Hereby some images i took last 2 days of the dutch championships beach volleybal in Scheveningen, i'm looking for some critiques to improve myself!
many thanks guys!


#1



Link to Flickr

#2



Link to Flickr

#3



Link to Flickr

#4



Link to Flickr

#5



Link to Flickr


----------



## polymoog (Aug 16, 2009)

Welcome to the forum 

I don't know the first thing about Volleyball photos but your pics are nice and sharp with good colours. I would maybe like to see their faces more though if possible


----------



## c.cloudwalker (Aug 16, 2009)

Your pictures are not bad. Sharp, nice tones, frozen action, etc but, like polymoog, I think it would be nice to see faces.
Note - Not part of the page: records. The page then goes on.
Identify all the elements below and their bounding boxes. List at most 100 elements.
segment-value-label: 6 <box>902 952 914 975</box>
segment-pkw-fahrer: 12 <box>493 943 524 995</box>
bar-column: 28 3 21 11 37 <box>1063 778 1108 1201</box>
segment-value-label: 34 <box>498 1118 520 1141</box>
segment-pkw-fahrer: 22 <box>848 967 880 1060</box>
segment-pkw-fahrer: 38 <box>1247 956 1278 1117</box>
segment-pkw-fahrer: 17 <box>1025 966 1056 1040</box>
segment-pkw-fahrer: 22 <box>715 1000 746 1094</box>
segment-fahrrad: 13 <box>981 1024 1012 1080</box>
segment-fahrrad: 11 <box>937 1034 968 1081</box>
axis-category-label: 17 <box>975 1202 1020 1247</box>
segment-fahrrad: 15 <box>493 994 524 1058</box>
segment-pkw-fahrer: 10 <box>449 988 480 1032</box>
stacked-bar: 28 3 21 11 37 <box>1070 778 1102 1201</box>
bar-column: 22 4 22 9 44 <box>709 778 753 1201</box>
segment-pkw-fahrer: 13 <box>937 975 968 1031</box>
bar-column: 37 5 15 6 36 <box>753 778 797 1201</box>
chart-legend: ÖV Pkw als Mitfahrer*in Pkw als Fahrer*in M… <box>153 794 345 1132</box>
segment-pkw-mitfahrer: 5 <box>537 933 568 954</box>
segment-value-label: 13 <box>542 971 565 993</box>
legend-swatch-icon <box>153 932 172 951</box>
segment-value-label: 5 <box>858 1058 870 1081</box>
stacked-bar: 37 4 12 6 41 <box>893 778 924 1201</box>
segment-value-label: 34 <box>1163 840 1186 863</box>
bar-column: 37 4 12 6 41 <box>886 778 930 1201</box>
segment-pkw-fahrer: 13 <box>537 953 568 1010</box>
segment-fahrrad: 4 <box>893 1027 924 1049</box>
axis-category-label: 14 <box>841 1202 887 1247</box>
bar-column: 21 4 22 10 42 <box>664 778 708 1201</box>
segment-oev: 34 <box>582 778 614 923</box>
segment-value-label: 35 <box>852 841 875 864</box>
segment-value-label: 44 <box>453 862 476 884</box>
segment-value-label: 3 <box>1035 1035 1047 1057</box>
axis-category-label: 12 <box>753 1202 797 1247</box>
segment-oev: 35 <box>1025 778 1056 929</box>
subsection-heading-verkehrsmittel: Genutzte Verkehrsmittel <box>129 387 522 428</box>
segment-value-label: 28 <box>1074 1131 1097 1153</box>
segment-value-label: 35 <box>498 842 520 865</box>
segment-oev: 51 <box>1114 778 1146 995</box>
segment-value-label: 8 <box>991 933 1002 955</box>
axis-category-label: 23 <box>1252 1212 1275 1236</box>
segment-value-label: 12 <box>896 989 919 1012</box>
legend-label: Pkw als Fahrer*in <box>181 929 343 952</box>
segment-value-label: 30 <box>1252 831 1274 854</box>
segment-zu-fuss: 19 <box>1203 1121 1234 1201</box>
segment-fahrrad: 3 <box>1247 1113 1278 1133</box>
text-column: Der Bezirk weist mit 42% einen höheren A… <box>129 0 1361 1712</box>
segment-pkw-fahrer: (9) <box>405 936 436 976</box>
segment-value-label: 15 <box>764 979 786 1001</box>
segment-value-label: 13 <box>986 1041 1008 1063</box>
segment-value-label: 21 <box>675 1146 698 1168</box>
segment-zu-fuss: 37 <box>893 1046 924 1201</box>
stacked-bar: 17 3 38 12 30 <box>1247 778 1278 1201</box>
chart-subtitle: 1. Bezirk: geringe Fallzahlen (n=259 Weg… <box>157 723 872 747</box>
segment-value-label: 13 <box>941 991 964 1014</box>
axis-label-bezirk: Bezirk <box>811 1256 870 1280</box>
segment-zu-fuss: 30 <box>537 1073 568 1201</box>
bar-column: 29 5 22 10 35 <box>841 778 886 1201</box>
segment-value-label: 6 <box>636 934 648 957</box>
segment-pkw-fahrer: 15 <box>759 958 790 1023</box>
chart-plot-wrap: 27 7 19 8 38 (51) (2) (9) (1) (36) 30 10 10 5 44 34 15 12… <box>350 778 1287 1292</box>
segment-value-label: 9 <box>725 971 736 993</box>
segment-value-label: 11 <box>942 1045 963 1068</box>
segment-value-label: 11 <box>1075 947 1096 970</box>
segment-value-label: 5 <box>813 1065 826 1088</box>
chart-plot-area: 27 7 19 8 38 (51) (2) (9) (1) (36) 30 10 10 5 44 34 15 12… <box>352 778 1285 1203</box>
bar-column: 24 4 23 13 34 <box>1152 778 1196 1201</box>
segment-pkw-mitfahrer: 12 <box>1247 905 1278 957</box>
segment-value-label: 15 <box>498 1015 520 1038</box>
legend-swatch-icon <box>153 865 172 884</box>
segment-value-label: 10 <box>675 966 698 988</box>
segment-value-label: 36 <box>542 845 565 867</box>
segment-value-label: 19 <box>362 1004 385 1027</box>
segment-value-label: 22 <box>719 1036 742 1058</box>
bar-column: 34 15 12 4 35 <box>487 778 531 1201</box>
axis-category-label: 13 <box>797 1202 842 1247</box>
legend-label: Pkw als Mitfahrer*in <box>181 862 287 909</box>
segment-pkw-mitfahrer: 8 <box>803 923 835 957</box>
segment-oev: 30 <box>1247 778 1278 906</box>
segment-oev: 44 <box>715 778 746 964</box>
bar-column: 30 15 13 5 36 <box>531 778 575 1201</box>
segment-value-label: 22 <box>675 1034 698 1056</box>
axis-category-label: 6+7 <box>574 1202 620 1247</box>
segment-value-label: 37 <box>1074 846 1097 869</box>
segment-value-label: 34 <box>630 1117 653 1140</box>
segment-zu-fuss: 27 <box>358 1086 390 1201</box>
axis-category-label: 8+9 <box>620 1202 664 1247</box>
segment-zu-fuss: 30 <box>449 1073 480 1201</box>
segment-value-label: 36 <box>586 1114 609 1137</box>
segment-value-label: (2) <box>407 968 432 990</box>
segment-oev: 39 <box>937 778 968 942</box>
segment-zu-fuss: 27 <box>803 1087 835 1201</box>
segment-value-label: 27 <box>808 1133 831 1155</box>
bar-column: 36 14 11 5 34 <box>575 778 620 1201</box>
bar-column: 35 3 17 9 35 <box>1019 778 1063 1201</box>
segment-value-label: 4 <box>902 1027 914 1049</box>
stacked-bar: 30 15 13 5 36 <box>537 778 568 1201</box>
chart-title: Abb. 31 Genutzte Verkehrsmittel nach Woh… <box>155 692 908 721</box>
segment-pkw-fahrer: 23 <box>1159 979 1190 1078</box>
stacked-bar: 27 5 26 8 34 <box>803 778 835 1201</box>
Athletes sometimes make funny faces as they work and it would be nice to see some of them.


----------



## Canosonic (Oct 7, 2009)

I guess you've done these with your 70-200. I'd get an extender if I were you. You get good in the action (well done!). I'd recommend getting in closer.


----------



## gsgary (Oct 7, 2009)

As above more faces if possible, but very nice colours and great bums in 1,2,3,and 5


----------